Da mucha alegría saber que los pequeños, los sufridos, los empobrecidos, tienen preferencia en el Reino, que las prostitutas y publicanos nos preceden (creo que vamos a tener muchas amigas y amigos allá que nos abrirán las puertas....)

He sido perdonada y salvada por pura misericordia!, no puedo más que agradecer. Sumergirse en el mundo de los empobrecidos es reconocer que no tenemos derechos adquiridos sobre nada, ni nadie. Reconocer lo recibido gratis para darlo gratis, para poner todo en juego y hacer este mundo más habitable, más humano. Nada de lo que nos parece obvio lo es para la mayor parte de las criaturas de este mundo. Estar viva y despertarme cada mañana (la esperanza media de vida en Swazilandia, un pequeño país de África minado por el Sida, es de 32,62 años.) Tener un techo, ducha caliente, comida cada día, una cama donde poder dormir tranquila sin miedo a que nadie me agreda, poder leer y escribir, recibir asistencia sanitaria cuando no me encuentro bien, tener una familia, alguien que me escuche, me espere y le importe que siga viva, alguien que me ame....
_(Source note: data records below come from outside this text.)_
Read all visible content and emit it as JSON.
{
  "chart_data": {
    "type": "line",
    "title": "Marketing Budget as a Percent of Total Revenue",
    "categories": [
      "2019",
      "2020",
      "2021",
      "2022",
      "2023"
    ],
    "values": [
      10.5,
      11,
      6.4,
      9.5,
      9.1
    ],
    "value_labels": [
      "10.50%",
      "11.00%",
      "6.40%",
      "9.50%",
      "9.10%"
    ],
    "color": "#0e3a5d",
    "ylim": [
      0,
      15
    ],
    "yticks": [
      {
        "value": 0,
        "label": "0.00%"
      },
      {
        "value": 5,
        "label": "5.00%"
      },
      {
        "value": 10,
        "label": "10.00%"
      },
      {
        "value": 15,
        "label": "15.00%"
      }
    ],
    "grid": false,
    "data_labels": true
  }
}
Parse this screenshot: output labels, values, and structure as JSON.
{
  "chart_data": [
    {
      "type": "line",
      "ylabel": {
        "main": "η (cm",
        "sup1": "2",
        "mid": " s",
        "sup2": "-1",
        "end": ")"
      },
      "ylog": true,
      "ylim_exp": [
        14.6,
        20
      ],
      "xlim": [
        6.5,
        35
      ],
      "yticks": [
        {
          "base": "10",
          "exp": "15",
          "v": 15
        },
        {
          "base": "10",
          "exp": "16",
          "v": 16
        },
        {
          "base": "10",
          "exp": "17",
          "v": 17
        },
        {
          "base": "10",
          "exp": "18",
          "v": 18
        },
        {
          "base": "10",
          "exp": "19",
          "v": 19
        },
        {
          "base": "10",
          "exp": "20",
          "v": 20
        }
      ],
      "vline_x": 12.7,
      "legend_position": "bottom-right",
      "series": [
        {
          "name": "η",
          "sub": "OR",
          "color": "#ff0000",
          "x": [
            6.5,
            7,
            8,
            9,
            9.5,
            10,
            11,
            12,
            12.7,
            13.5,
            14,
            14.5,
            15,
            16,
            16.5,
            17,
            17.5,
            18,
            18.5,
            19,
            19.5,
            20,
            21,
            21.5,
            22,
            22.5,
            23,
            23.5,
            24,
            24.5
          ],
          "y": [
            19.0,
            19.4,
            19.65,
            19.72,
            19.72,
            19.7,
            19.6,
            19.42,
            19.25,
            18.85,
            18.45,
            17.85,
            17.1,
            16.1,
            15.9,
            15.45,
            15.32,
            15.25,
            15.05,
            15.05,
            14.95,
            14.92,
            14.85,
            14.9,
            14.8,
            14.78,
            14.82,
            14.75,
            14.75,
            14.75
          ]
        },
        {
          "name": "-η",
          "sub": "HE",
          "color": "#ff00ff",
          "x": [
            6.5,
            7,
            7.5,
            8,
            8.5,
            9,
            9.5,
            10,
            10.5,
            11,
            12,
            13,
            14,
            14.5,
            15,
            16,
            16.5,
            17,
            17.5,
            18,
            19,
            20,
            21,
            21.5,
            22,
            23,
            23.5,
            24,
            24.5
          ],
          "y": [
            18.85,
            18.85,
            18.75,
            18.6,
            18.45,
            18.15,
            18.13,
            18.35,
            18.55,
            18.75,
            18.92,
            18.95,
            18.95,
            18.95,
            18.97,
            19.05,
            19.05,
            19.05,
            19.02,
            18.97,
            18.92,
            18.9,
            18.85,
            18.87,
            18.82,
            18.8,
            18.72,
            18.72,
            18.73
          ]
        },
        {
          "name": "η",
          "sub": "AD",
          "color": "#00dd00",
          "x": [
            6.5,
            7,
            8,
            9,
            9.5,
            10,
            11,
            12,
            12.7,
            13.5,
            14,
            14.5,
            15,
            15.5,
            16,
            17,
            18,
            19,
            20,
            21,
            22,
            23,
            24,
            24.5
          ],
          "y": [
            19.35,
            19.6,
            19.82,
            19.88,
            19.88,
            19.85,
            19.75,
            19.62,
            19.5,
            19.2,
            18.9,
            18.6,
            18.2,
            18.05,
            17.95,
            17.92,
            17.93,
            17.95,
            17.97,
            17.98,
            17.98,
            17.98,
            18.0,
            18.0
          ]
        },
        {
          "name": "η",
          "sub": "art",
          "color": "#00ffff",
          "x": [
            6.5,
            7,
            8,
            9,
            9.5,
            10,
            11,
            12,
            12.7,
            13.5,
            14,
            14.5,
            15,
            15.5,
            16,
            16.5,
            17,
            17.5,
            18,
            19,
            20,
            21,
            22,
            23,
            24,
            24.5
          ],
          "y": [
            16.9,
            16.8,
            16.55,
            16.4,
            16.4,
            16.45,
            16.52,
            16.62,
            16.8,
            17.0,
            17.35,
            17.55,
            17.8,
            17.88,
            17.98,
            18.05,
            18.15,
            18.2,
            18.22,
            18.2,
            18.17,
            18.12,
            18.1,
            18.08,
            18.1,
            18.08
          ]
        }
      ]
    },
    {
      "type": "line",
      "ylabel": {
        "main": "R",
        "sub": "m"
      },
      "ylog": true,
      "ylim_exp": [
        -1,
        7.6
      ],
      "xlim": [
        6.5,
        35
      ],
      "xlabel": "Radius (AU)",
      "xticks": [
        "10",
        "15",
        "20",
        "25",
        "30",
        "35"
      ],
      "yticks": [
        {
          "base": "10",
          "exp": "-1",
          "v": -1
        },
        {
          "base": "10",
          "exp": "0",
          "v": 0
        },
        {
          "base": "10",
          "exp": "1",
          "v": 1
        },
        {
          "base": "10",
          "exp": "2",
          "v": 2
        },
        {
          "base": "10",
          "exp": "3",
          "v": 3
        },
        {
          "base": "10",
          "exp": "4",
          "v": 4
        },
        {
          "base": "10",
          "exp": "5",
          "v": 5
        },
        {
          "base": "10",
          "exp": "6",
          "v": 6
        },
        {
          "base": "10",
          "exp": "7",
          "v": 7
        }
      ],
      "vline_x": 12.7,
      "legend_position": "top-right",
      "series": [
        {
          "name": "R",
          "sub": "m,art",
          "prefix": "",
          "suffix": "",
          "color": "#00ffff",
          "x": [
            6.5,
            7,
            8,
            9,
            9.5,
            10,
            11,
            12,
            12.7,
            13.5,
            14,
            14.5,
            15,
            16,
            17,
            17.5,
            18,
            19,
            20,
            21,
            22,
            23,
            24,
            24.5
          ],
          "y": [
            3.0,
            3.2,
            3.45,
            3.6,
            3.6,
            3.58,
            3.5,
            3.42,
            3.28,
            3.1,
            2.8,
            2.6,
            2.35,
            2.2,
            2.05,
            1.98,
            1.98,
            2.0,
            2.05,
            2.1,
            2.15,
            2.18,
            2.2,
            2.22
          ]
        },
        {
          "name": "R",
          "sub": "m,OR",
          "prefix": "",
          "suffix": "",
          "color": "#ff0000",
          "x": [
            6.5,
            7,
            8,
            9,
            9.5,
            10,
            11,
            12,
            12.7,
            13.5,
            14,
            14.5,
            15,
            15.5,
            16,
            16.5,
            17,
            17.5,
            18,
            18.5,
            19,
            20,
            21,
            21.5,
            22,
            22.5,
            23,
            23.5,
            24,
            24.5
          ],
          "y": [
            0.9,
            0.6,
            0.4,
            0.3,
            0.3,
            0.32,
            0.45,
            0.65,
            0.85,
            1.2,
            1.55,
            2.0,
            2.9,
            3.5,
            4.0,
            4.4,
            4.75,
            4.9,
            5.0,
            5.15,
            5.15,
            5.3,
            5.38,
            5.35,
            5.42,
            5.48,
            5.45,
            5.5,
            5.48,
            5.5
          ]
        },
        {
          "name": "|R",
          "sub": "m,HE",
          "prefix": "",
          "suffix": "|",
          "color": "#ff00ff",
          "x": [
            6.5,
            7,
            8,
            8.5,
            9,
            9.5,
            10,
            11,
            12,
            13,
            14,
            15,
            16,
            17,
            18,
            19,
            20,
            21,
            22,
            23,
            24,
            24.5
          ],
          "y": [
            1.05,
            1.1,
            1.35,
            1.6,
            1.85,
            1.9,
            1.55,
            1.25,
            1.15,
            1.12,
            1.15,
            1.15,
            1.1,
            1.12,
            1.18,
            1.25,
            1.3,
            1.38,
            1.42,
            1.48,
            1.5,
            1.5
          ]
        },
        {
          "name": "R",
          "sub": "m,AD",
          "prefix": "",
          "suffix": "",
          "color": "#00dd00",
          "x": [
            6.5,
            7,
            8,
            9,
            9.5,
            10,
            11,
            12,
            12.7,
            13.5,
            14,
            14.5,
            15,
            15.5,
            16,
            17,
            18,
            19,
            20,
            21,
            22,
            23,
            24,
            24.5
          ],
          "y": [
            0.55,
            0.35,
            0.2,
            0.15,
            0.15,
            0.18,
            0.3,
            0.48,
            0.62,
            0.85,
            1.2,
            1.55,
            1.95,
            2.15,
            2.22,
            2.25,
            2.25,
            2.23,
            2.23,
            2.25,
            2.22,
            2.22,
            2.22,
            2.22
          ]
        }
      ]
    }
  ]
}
Con María de Nazaret me alegro y canto la grandeza de un Dios que se revela y se complace en los pequeños. Que hace obras grandes, aunque es de noche. Millones de hijos e hijas de Dios andan a la deriva, víctimas del hambre, las guerras, las enfermedades, la miseria.... Canto al Dios de la historia y Señor de la Vida, con la confianza de que el mal no tiene la última palabra. Espero un cielo nuevo y una tierra nueva (Ap 21) en que habite la justicia, sin muerte, ni llanto, ni gritos, ni fatiga. Y espero poniendo mi vida en juego, diciendo con temor y temblor “Aquí estoy para hacer tu voluntad”. Buscar Su Voluntad ha sido el hilo conductor durante todos estos años, intentar responder a lo que intuyo que Dios quiere de mi.